Through phone traps, Stewart traced the calls back to two different sources both connected with Larry Carmean and his brother, Dennis. According to Stewart, Dennis Carmean has previous arrests on his record. Through a search warrant, Stewart obtained a phone log from two different phone numbers that matched several of the phone calls and voice recordings Booker saved.

In his report, Stewart classified the crimes as “terrorist threats,” a felony. The case was then turned over to the Sacramento County District Attorney’s Office, where it was reclassified. Currently, Larry and Dennis Carmean are charged with misdemeanors for making annoying/repeated phone calls. If convicted, they would most likely receive some sort of community service.

Booker is outraged that the charges have been downgraded to misdemeanors. “If I were to do the same thing to that dealership, threatening them like that, I would’ve been locked up a long time ago,” she speculated. “I feel they [Magnussen’s] are being given special privilege because they have money and they’re a big dealership.”

“I can certainly understand why she would want more done,” said Deputy District Attorney Doug Hamilton, who filed the case. “In the 20-something years I’ve been in this office, what we do is never enough for the victims and always too much for the suspect.

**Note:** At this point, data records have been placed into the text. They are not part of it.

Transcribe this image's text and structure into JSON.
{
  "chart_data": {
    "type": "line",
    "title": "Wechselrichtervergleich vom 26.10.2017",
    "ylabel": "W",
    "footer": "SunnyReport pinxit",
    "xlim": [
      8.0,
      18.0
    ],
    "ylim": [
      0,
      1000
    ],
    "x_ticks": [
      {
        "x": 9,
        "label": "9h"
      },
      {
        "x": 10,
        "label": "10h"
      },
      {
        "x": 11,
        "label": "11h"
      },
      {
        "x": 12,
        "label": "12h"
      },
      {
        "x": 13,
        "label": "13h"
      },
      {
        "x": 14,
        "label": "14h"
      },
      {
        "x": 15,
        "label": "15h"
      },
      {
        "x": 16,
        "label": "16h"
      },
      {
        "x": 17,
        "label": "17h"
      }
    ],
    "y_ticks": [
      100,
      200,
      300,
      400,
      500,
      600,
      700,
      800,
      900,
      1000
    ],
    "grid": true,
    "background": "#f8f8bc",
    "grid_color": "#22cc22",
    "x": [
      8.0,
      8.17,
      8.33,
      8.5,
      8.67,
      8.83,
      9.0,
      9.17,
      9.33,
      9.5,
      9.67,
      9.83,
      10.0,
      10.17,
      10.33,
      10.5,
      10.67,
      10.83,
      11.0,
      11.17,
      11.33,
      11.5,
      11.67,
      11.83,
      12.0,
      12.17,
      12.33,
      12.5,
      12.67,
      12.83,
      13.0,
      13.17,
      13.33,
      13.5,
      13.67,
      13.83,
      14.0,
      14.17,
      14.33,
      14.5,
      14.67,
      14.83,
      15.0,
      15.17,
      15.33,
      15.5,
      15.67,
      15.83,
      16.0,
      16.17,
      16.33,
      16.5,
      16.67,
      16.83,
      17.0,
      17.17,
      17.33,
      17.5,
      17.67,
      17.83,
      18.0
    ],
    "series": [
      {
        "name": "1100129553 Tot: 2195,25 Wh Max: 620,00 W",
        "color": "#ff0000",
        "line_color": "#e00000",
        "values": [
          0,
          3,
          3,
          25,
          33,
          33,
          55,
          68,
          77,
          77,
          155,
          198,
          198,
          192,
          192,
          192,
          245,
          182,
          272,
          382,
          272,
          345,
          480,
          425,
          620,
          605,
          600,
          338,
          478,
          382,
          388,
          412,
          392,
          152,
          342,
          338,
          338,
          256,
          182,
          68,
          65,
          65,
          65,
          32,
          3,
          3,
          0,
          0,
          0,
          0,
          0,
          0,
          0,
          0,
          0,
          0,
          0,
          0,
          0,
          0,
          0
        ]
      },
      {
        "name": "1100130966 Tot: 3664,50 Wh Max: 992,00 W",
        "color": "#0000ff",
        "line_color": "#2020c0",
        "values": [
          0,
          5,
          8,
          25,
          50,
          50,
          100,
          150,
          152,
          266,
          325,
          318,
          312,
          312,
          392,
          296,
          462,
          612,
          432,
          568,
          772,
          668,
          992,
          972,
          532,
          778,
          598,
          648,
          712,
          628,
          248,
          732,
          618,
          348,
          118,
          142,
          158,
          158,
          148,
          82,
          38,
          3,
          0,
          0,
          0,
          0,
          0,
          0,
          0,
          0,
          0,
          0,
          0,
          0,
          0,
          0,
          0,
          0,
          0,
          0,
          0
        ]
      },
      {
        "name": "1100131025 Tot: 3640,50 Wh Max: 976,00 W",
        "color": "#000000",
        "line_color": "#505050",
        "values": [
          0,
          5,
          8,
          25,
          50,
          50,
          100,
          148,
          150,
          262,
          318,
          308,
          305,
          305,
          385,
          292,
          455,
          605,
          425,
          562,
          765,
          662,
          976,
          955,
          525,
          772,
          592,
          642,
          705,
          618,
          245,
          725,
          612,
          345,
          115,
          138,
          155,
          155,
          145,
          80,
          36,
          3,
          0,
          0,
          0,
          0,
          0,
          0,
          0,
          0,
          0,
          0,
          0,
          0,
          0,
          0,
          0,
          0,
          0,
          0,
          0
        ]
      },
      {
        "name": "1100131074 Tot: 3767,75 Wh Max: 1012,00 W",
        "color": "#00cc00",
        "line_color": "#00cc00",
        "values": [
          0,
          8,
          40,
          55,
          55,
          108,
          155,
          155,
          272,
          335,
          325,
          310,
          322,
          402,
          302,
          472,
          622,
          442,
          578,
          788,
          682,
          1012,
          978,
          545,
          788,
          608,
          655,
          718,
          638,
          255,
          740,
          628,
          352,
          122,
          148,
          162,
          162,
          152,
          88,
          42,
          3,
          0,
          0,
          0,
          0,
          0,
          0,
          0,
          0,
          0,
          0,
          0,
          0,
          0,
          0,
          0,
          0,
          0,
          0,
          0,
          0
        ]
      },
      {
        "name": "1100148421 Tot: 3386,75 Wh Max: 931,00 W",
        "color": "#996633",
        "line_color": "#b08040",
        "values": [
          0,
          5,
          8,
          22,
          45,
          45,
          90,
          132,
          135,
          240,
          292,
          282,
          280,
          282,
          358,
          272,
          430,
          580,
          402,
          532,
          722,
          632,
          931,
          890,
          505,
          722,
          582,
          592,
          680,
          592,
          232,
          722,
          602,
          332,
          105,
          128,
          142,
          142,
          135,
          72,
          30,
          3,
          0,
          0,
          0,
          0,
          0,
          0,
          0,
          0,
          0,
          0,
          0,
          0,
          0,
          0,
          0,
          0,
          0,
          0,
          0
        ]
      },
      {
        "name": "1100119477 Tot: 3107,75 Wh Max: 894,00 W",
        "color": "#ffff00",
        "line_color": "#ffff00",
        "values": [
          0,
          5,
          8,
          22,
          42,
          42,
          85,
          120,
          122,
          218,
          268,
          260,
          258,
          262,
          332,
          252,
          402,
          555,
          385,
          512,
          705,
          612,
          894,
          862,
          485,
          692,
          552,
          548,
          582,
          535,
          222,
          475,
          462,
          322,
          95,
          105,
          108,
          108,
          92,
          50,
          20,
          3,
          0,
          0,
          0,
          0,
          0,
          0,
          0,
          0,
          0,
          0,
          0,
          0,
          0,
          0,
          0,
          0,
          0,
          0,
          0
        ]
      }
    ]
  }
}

The victim is always wanting us to prosecute cases to the full extent of the law. If someone takes a swing at it, they want to prosecute for attempted murder, and the defendants and suspects are always saying we’re riding them too hard.”

He also understands why Booker was frightened and concerned. “That happens every time someone makes a threat to somebody,” he said. “We see that going on with everybody in the world now who gets a piece of mail that they think has strange markings on it and is convinced that Osama bin Laden is out to get them.

“I’m not trying to downplay one bit what Ms. Booker feels about this,” he added. “But I think it’s common that people who receive threats are quite literally afraid for their lives, and they don’t sleep well at night, and it doesn’t matter who it comes from.”

According to Hamilton, his evaluation of the case was based upon how realistic he thought it was that the threats might be carried out. Because the circumstances stemmed from a business transaction between people who didn’t have an ongoing history of bad blood between them, he didn’t believe the threats were real—even though one of the suspects did have a past criminal record.

“That was something I did consider,” he noted, “and I know that there were some concerns she had that a car was seen driving by her house. But there’s just not enough evidence to say for sure that these people were the people in that car.”

Hamilton said he considered everything in the case and thought Booker did everything she was supposed to do. “But we have a responsibility not just to Lynne Booker but to the population of Sacramento County as a whole, so based on that light, that’s how we evaluate these cases and any other case we get,” he explained. “We have to go on what we can prove in court, not what someone speculated about in the report.”